On September 17, 2019, the US Defendants appealed the decision granting AAEC’s request,” according to the filing. “On September 26, 2019, the Macao Judicial Court accepted that appeal, and it is currently pending before the Macao Second Instance Court. On September 10, 2019, AAEC moved to reschedule the trial of the Macao Action, which had been scheduled to begin on September 12, 2019.”
The action, which is now expected to head to trial on Sept. 16, 2020, is currently in preliminary stages.
In previously released court documents, Hao says he told representatives from Sands that a property similar to the company’s Venetian on the Las Vegas Strip would be a hit in the Chinese Special Administrative Region (SAR). The Venetian Macao opened in 2007 and is one of five LVS properties on the peninsula today.
AAEC didn’t get in on that action. LVS dissolved the companies’ partnership in 2002, and Hao has remained steadfast in his belief that his company was cheated out of an opportunity to become a player in the world’s largest gaming hub.
In 2007, he filed a suit in Nevada, alleging breach of contract. But that case was thrown out three years later.
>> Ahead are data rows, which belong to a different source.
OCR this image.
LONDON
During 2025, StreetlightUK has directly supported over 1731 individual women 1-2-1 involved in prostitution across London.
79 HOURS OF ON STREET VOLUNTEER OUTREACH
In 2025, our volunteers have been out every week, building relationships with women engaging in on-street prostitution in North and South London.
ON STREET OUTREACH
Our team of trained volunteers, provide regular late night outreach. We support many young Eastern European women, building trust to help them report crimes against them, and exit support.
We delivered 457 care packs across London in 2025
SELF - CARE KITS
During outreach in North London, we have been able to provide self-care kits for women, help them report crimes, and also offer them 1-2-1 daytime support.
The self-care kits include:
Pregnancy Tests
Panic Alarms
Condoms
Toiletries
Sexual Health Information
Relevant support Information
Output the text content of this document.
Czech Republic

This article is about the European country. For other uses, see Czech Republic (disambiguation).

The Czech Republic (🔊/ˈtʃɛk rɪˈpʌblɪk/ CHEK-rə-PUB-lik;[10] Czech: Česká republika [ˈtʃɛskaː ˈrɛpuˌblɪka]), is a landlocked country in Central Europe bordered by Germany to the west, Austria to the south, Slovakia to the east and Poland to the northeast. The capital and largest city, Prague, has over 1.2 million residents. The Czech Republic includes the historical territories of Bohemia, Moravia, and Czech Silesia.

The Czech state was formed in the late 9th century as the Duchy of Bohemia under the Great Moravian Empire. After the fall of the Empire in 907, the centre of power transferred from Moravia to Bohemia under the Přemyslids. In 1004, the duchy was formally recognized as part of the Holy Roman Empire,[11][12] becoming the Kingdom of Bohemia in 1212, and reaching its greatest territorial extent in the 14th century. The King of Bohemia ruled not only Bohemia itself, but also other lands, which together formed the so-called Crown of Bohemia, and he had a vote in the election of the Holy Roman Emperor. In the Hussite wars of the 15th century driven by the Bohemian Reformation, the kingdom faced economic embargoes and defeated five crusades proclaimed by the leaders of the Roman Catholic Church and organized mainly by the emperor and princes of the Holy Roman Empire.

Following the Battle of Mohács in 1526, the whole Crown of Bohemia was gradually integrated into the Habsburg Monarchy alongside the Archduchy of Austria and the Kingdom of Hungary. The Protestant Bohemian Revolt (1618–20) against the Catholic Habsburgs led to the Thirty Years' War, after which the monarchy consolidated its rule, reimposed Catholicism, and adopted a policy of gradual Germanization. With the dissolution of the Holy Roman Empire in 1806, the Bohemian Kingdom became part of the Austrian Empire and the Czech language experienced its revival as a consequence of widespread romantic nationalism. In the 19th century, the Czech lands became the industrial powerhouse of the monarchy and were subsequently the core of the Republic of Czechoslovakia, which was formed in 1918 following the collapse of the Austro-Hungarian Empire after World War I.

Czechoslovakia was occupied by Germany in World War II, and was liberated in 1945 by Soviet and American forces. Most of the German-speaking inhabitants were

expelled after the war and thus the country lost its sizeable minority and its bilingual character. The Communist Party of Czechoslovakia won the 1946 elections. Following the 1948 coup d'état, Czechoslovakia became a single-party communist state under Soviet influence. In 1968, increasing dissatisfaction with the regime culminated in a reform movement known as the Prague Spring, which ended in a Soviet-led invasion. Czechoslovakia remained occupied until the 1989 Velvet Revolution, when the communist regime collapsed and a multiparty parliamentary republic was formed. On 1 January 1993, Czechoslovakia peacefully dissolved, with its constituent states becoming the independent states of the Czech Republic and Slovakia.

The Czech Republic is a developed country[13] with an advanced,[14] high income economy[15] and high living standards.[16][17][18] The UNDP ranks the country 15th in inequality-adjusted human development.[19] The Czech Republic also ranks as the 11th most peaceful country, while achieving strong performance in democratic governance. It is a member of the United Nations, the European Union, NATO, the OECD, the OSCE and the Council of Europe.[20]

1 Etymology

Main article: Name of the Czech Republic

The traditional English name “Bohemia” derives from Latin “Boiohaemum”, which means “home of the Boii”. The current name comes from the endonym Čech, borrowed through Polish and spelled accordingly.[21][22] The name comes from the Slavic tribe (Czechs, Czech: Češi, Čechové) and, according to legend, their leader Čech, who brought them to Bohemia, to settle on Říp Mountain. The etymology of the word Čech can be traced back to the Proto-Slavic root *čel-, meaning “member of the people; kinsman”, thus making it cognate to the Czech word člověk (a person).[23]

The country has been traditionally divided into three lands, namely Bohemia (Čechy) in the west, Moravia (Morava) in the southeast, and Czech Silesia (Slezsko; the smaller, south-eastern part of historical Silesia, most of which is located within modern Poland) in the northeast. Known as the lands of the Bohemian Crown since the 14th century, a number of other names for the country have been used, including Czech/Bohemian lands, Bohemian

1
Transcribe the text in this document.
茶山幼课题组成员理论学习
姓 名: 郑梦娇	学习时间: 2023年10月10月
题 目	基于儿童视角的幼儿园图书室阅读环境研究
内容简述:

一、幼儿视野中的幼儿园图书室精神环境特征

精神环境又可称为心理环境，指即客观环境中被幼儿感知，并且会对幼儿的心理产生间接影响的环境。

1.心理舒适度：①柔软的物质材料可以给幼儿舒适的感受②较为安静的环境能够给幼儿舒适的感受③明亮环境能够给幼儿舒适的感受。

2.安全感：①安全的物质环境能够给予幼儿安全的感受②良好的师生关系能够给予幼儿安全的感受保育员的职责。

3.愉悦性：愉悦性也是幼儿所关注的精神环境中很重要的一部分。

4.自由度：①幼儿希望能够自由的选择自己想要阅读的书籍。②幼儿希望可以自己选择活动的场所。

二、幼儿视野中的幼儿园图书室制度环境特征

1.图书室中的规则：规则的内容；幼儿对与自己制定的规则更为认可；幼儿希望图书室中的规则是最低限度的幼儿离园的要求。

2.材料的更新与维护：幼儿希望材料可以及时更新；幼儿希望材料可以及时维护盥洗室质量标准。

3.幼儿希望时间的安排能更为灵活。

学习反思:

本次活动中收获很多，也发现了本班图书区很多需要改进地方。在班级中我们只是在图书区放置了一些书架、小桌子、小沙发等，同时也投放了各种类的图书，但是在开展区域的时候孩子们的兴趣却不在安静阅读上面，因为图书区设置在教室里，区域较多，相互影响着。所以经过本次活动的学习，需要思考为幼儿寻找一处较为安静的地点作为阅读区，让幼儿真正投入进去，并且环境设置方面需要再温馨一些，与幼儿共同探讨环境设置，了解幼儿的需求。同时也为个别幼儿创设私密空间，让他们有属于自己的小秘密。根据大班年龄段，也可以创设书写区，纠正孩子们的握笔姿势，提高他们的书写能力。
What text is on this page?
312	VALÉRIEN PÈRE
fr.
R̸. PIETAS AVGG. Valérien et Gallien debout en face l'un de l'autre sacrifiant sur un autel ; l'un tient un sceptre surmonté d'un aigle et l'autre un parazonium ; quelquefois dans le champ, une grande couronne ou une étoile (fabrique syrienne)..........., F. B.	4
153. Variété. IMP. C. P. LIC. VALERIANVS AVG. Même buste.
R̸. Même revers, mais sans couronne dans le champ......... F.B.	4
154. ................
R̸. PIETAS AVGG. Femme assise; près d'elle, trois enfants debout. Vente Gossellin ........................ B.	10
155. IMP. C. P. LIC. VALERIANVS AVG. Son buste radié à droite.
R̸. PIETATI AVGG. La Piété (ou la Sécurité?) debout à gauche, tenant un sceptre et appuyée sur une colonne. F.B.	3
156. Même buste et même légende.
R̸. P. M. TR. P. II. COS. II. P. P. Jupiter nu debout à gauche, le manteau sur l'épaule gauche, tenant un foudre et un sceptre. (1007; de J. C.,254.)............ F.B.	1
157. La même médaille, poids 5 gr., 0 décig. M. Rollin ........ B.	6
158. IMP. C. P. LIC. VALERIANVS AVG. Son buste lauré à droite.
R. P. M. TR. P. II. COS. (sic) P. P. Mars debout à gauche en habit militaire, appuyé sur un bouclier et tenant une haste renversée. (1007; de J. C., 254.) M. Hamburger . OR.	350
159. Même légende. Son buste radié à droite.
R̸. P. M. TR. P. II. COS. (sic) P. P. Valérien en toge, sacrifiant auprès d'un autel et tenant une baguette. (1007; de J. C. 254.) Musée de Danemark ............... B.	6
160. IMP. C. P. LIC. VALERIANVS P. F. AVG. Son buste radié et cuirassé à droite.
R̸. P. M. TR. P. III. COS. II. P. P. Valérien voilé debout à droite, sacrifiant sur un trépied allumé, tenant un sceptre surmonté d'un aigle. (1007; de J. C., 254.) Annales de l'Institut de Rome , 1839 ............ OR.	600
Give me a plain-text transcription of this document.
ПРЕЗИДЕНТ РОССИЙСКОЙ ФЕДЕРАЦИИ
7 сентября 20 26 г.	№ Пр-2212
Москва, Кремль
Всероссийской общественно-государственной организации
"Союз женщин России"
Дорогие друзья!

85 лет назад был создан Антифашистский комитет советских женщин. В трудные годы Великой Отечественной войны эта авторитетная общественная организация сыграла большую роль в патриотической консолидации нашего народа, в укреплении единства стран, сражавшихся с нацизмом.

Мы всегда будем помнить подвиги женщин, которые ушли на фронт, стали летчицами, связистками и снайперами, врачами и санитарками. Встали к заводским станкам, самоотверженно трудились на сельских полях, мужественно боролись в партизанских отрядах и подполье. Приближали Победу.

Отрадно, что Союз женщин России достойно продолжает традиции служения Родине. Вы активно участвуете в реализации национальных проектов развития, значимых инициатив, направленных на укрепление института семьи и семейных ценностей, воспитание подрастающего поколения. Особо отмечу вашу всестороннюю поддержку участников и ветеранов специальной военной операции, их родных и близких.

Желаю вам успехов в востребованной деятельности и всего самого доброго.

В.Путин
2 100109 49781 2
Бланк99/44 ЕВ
In 2012, he launched a claim in a Macau court for $375 million, which was increased to $5 billion in 2014. That amount was escalated to $12 billion in September, as the businessman’s lawyers believe that amount is roughly 70 percent of LVS’ Macau profits since 2002.
Last week, Sands said it generated earnings before interest, taxes, depreciation and amortization (EBITDA) of $755 million on revenue of $2.11 billion in Macau during the third quarter.
Differing Time Frames
The LVS SEC filing notes that AAEC is looking to recoup a percentage of the Las Vegas company’s Macau earnings from 2004 through 2018, while reserving the right to extend that time frame through 2022. That’s the year in which all six Macau license holders will renew their permits.
LVS “management has determined that based on proceedings to date, it is currently unable to determine the probability of the outcome of this matter or the range of reasonably possible loss, if any,” according to the filing. “The Company intends to defend this matter vigorously.”